In the case of F1, safety was forced on the sport by drivers. Guys getting killed every week simply became too much for even the bravest men. That’s an exception. In all other sports, safety is forced on the players. No ball players want to wear those goofy looking pitcher’s caps. Hockey players scrap the face guard as soon as the hit the professional ranks. Boxers would die in the ring if allowed.
Steve Pinker has documented the decline of human violence and the safety revolution probably fits in there somewhere. Violence declines as the respect for human life increases. The revolution in medicine that has extended healthy lives in the West probably means a corresponding spike in the respect for human life. When you’re lucky to make it past 30, blood sports don’t sound so bad.

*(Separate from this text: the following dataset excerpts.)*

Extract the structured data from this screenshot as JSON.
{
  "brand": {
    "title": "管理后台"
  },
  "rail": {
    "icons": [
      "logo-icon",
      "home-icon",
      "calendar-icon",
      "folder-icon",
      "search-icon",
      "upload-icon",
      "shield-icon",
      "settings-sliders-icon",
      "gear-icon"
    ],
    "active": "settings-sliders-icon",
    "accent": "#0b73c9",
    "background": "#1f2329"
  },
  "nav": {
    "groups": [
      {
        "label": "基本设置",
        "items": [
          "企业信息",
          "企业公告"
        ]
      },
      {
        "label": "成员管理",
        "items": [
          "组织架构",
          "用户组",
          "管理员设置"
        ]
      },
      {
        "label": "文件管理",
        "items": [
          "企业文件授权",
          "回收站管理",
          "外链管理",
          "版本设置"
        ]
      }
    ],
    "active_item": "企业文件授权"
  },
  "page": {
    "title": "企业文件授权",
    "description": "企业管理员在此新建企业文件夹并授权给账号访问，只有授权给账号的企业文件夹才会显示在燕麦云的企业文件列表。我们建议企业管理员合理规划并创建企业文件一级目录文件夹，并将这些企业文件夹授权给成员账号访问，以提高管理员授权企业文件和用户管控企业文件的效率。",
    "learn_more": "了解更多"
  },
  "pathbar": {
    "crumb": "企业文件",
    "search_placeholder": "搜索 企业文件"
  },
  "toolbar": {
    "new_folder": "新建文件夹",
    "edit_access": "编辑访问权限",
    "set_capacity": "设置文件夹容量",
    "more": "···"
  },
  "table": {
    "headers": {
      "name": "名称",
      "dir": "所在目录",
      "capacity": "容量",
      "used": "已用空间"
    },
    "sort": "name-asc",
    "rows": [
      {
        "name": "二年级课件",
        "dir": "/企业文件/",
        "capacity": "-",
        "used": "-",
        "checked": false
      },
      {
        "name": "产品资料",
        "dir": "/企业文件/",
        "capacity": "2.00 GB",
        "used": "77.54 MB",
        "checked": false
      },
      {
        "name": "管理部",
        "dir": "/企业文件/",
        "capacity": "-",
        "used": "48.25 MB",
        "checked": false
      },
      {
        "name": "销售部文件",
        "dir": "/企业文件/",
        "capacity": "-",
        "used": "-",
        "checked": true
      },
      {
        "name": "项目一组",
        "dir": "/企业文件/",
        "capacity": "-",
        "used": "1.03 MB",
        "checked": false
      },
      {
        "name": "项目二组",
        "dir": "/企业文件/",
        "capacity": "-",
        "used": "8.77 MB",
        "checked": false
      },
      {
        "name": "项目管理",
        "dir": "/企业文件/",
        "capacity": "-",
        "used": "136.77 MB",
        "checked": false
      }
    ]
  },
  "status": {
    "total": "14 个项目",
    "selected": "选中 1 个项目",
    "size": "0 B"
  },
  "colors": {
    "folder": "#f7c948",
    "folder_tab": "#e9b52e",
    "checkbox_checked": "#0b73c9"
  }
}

When you live to 80, taking care of yourself makes a lot of sense.
It’s not just sports either. Safety is a whole industry now. Walk around anywhere work is being done and you see all sorts of safety measures in place. Most of these are just in my lifetime. I’ll grant that much of it is driven by government meddling, but a fair bit is driven by a genuine concern for the safety of people in their daily lives. There’s no real push-back from employers and in many cases, the employers sponsor these measures.
There’s a limit to all of this. Safety has become something close to an obsession in the last half century. It’s not a bad thing, but the point of diminishing returns may be upon us, maybe behind us. If we’re down to making ball players wear strange head gear it means we have run out of serious safety concerns. That means the cost-benefit ratios will be turning the wrong way, if they have not already done so.